While not an AI expert, I feel this path has left me reasonably prepared to understand new developments in AI and to separate hype from reality (which was my principal objective). In certain cases I am even able to identify new developments that are useful in practical applications I actually encounter (mostly using better text embeddings).

Good luck. This is a really fun field to explore!

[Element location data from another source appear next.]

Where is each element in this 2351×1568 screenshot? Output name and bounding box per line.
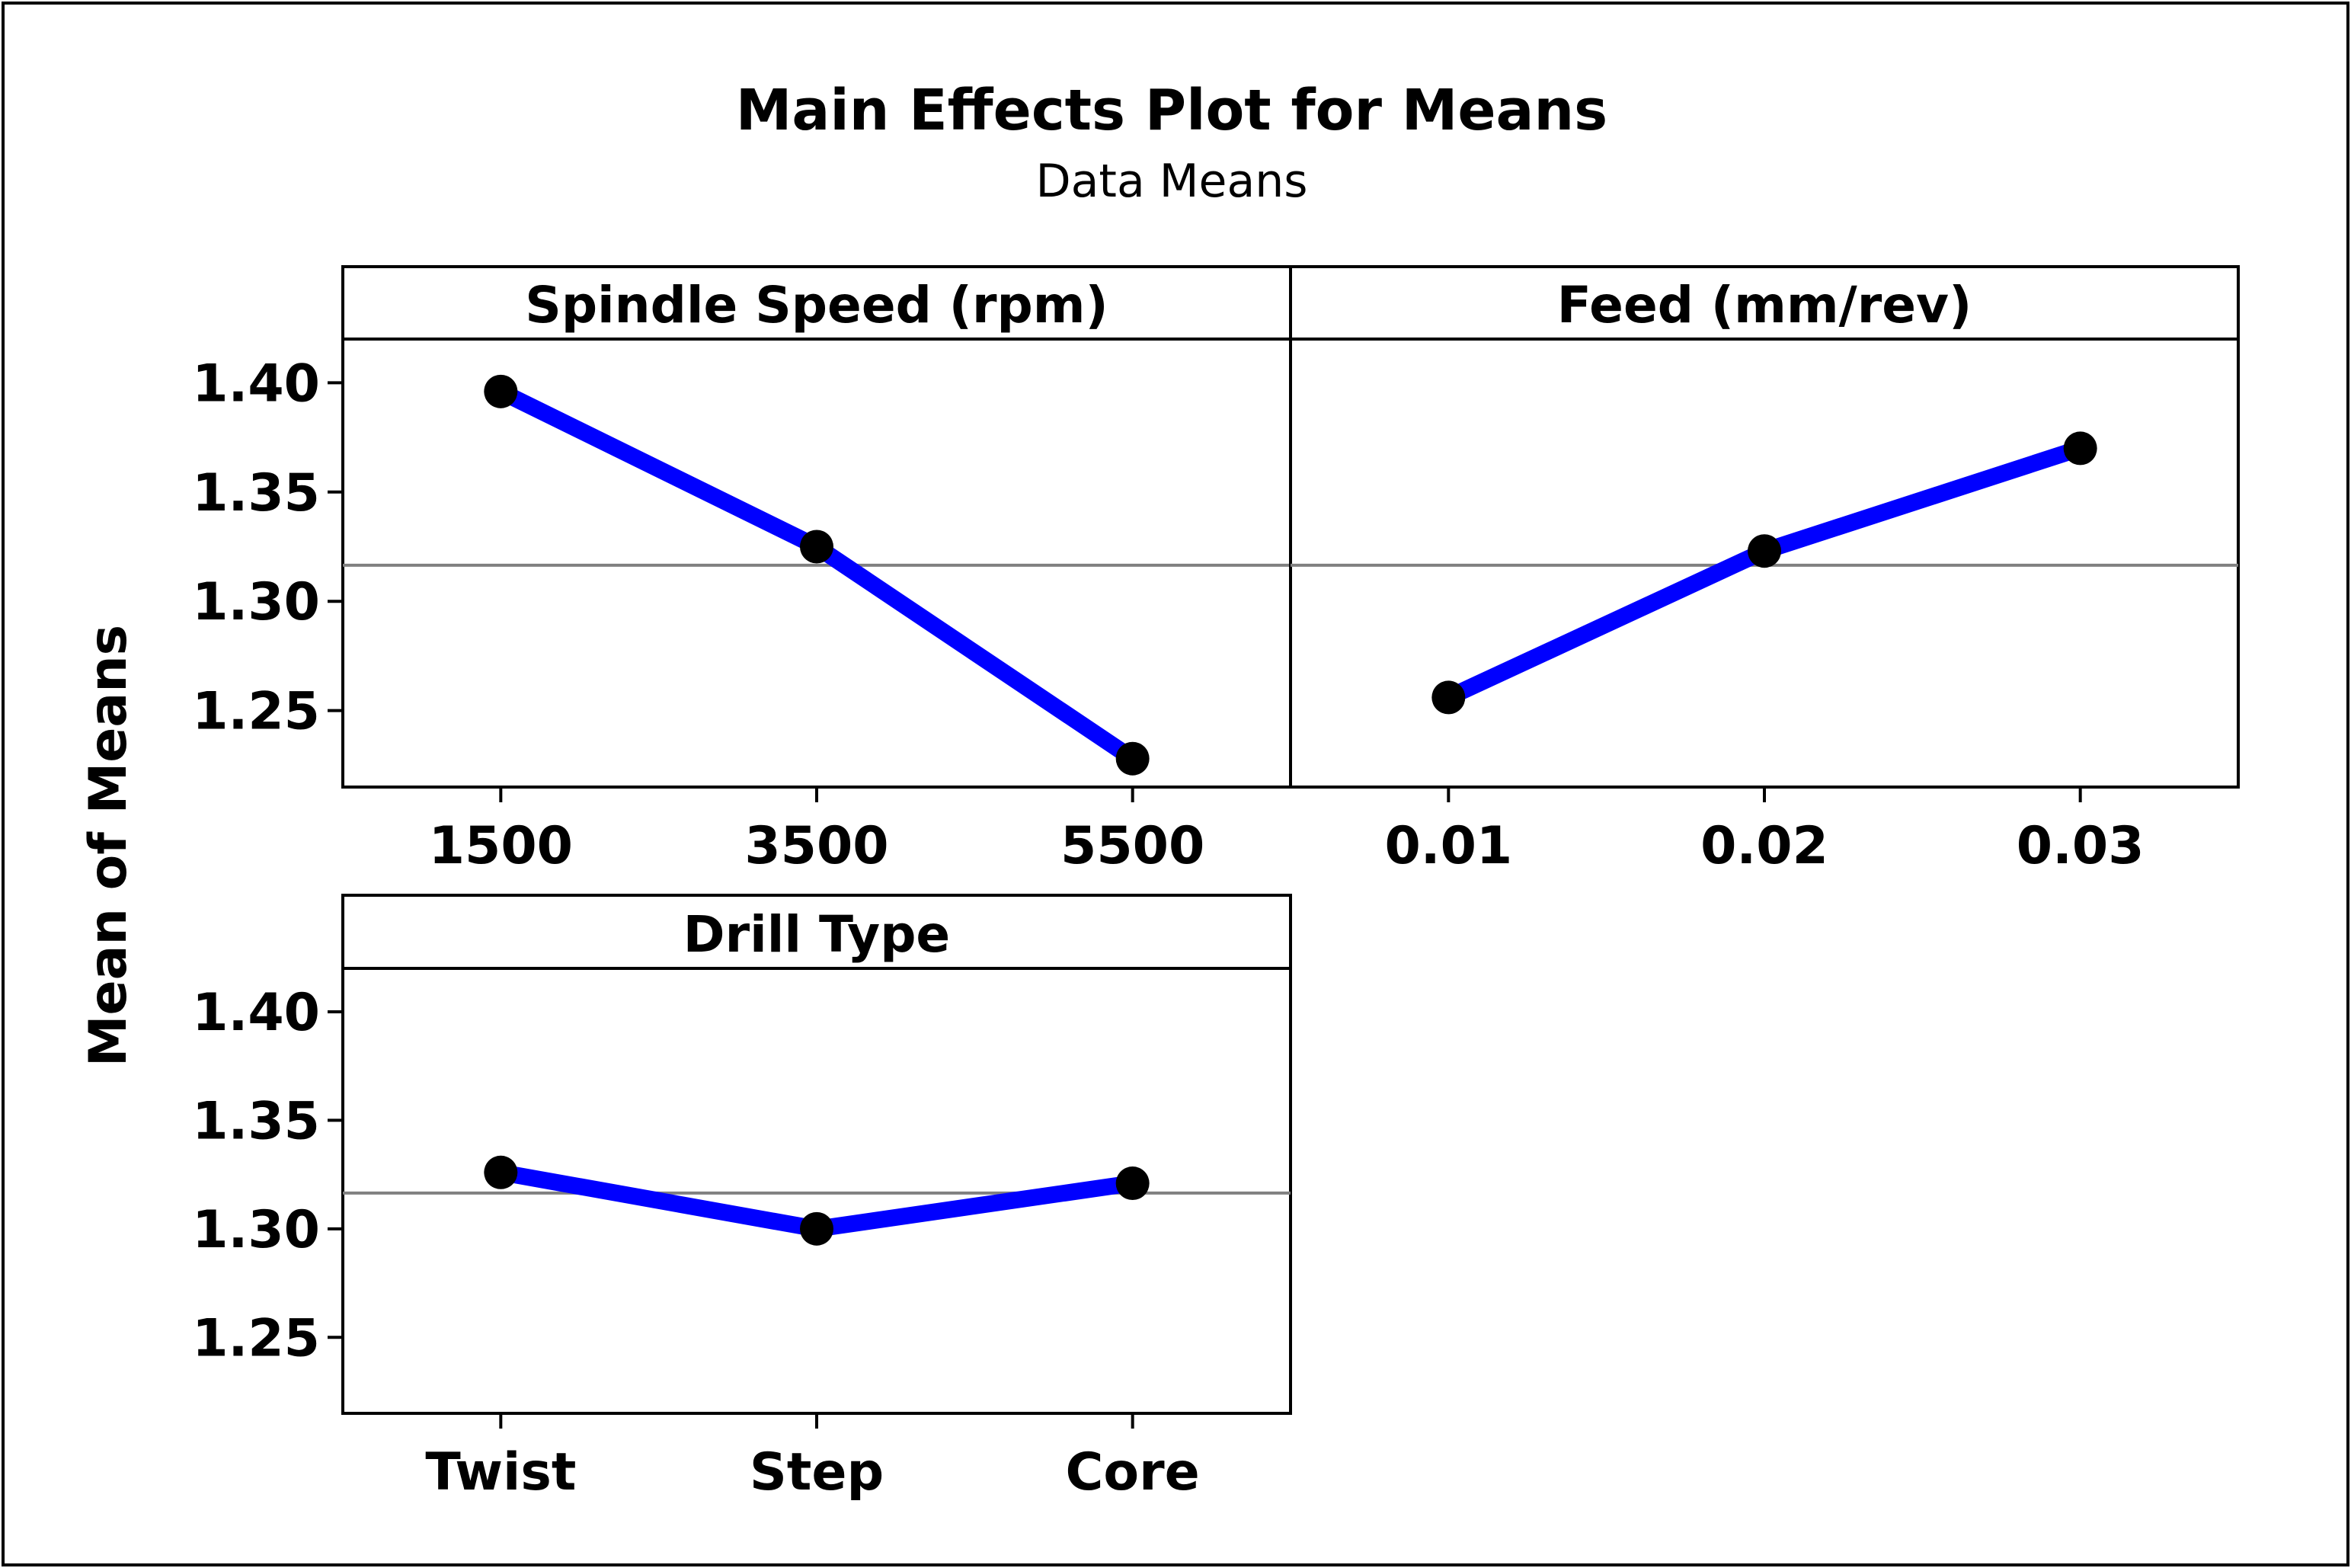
y-tick-label: 1.35: [192, 463, 320, 523]
y-tick-label: 1.40: [192, 354, 320, 414]
data-point: [484, 374, 518, 408]
chart-title: Main Effects Plot for Means: [736, 78, 1607, 143]
panel-0: Spindle Speed (rpm) 1.40 1.35 1.30 1.25 1500 3…: [192, 265, 1292, 876]
data-point: [2063, 431, 2097, 466]
y-tick-label: 1.35: [192, 1091, 320, 1151]
data-point: [800, 530, 833, 564]
data-point: [800, 1211, 833, 1246]
y-tick-label: 1.40: [192, 983, 320, 1043]
data-point: [1431, 680, 1466, 715]
x-tick-label: 0.02: [1700, 816, 1828, 876]
x-tick-label: Step: [750, 1442, 884, 1502]
data-point: [1115, 1166, 1150, 1201]
x-tick-label: Twist: [425, 1442, 576, 1502]
x-tick-label: 0.03: [2017, 816, 2145, 876]
x-tick-label: 1500: [429, 816, 573, 876]
x-tick-label: 3500: [744, 816, 888, 876]
y-tick-label: 1.25: [192, 682, 320, 742]
panel-title: Drill Type: [683, 905, 950, 964]
chart-subtitle: Data Means: [1035, 155, 1307, 208]
panel-title: Spindle Speed (rpm): [525, 276, 1108, 334]
x-tick-label: Core: [1066, 1442, 1200, 1502]
y-tick-label: 1.25: [192, 1308, 320, 1368]
data-point: [1115, 741, 1150, 776]
x-tick-label: 0.01: [1384, 816, 1512, 876]
panel-2: Drill Type 1.40 1.35 1.30 1.25 Twist Step Core: [192, 894, 1292, 1502]
y-axis-label: Mean of Means: [78, 625, 139, 1067]
x-tick-label: 5500: [1060, 816, 1204, 876]
panel-title: Feed (mm/rev): [1557, 276, 1972, 334]
data-point: [1748, 534, 1781, 568]
y-tick-label: 1.30: [192, 572, 320, 632]
panels: Spindle Speed (rpm) 1.40 1.35 1.30 1.25 1500 3…: [192, 265, 2240, 1502]
data-point: [484, 1155, 518, 1189]
y-tick-label: 1.30: [192, 1200, 320, 1260]
panel-1: Feed (mm/rev) 0.01 0.02 0.03: [1289, 265, 2240, 876]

poulsbohemian · 3 years ago

I'm sitting ten feet from my copy of Artificial Intelligence, a modern approach – Stuart Russell, Peter Norvig. While I will say it has a lot of still worthwhile basic information, I really wouldn't recommend it. It's an enormous book, so physically difficult to read, but also the bulk of the content is somewhere between dated and terse. I went through school and studied AI ten years before it was written, and I'm glad I didn't use it as an undergrad textbook - would have been overwhelming.

One of the problem with AI is exactly what you noted above - there are a lot of subcategories and my gut tells me these will grow. For the real neophyte, I'd say start with something that interests you or that you need for work - you likely aren't going to digest all of this in a month and probably no single book will meet all your needs.

bradreaves2 · 3 years ago

This is off the beaten path, but consider Abu-Mostafa et al.'s "Learning from Data". https://www.amazon.com/Learning-Data-Yaser-S-Abu-Mostafa/dp/...

I adore PRML, but the scope and depth is overwhelming. LfD encapsulates a number of really core principles in a simple text. The companion course is outstanding and available on EdX.

The tradeoff is that LfD doesn't cover a lot of breath in terms of looking at specific algorithms, but your other texts will do a better job there.

My second recommendation is to read the documentation for Scikit.Learn. It's amazingly instructive and a practical guide to doing ML in practice.

vowelless · 3 years ago

I strongly second this. Abu Mostafa has videos and homework for this course too. This course was the one that made a LOT of fundamental things “click”, like, why does learning even work and what are some broad expectations about what we can and cannot learn.

PartiallyTyped · 3 years ago

LfD is a great book to get people to think about complexity classes and model families. We used that in my grad course and I can recommend it.